("Gerónimo" - Tomás Lasansky)
Numa altura em que cerca de sessenta por cento dos norte-americanos que vieram para a rua festejar ruidosamente o assassinato de Bin Laden já se afirmam arrependidos de o ter feito... uns tantos, por rebate de consciência, os restantes por puro e simples cagaço, depois de terem tomado consciência de que aquele inútil acto de vingança não contribuiu nem contribuirá em nada para a solução da questão do terrorismo internacional, muito dele apoiado e financiado pelos próprios EUA, mais uma grada figura do regime de Obama vem tentar pôr água na fervura.

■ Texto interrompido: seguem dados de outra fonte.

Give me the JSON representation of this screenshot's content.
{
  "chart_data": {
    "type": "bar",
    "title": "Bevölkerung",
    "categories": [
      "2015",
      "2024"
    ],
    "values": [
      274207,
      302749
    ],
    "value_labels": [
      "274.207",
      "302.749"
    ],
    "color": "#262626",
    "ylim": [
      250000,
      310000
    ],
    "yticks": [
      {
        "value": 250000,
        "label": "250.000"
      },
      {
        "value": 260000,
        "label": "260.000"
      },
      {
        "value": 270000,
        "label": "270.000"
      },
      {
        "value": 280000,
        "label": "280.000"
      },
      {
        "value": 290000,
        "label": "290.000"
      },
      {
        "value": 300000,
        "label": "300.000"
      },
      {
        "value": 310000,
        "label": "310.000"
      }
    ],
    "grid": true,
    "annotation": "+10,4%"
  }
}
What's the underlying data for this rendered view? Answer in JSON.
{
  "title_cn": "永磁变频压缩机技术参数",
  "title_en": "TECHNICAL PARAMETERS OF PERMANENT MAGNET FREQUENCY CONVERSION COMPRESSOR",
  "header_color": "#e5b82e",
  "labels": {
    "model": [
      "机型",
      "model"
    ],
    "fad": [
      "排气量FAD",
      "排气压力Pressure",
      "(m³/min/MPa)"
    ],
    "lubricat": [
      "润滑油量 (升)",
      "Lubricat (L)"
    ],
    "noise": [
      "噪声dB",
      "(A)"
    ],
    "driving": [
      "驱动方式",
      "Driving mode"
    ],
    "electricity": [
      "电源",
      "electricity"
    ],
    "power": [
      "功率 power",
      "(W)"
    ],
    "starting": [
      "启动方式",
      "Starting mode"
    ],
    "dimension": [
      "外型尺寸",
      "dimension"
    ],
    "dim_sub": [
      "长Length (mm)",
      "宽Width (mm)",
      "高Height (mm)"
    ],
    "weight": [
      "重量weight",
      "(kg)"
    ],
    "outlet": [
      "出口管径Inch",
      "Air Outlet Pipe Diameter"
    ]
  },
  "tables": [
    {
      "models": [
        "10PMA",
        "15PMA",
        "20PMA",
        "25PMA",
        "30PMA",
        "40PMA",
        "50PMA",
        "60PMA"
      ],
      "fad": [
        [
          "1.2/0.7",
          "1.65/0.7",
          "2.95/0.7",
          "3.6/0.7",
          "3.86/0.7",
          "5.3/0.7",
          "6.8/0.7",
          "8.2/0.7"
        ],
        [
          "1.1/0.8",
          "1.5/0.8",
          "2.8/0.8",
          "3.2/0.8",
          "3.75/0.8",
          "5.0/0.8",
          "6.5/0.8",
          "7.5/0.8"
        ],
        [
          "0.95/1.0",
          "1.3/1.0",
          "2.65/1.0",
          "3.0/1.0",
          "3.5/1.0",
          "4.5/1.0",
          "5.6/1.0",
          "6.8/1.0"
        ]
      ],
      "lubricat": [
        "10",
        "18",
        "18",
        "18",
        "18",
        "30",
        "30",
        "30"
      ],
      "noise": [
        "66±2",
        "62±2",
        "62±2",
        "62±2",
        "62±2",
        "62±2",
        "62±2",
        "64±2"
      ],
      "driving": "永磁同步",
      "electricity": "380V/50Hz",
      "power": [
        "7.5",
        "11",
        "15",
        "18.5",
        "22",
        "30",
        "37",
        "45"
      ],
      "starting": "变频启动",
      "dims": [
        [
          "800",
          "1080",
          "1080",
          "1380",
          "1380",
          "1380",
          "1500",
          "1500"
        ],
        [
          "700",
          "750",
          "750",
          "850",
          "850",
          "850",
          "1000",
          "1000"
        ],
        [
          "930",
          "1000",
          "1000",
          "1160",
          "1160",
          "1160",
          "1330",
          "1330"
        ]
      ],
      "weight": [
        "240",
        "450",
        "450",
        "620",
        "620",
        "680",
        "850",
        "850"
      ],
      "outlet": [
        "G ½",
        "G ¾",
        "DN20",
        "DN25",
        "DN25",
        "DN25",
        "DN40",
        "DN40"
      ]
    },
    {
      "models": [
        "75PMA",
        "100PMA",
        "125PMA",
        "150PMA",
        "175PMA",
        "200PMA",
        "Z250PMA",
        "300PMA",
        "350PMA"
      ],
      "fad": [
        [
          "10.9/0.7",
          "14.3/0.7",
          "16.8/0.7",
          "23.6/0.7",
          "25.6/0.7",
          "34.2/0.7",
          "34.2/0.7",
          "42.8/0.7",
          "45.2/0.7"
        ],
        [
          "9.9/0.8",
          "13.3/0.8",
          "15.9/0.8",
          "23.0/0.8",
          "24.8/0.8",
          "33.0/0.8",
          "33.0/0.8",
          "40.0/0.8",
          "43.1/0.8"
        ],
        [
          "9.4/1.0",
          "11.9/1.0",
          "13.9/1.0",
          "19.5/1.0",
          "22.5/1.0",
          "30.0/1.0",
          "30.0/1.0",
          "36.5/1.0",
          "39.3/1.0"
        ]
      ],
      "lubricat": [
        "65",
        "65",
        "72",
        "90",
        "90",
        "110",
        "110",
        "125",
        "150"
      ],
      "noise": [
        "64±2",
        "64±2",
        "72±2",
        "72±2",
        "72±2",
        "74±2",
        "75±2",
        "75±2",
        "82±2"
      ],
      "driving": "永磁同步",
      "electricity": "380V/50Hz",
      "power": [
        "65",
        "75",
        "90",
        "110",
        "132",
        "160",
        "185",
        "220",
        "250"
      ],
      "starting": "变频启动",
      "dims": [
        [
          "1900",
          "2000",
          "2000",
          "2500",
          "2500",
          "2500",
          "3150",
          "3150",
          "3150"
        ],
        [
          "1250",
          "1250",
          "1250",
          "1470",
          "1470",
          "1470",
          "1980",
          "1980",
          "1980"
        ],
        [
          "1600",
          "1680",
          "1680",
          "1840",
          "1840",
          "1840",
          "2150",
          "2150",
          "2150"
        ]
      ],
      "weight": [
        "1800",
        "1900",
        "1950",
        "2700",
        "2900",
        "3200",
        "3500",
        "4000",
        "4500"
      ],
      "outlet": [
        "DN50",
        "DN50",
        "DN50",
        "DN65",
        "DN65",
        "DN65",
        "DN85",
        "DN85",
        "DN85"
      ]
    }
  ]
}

Para isso, Eric Holder, secretário de Justiça dos EUA e pelos vistos, detentor de uma lata do tamanho do Estado do Texas, declarou, candidamente que aquela operação militar «não foi uma missão de assassinato e que a rendição de Bin Laden teria sido aceite».
Mas é claro que sim!!!
...e se Gerónimo e os restantes chefes índios em vez de resistirem, tivessem pedido com boas maneiras... os famosos “peles-vermelhas” não teriam sido chacinados aos milhões. (O governo dos Estados Unidos começou a exterminar populações indígenas inteiras, em eficientes operações de limpeza étnica, a começar com a temível varíola, contaminada em roupas e lençóis, que eram distribuídos entre estas comunidades, juntamente com os inúmeros conflitos criados pelo governo norte americano, onde o “winchester” dos soldados ianques falava mais alto. Os indígenas sobreviventes eram confinados em reservas cada vez menores e impróprias ao seu modo de vida, e aqueles que impunham qualquer resistência eram sumariamente executados.)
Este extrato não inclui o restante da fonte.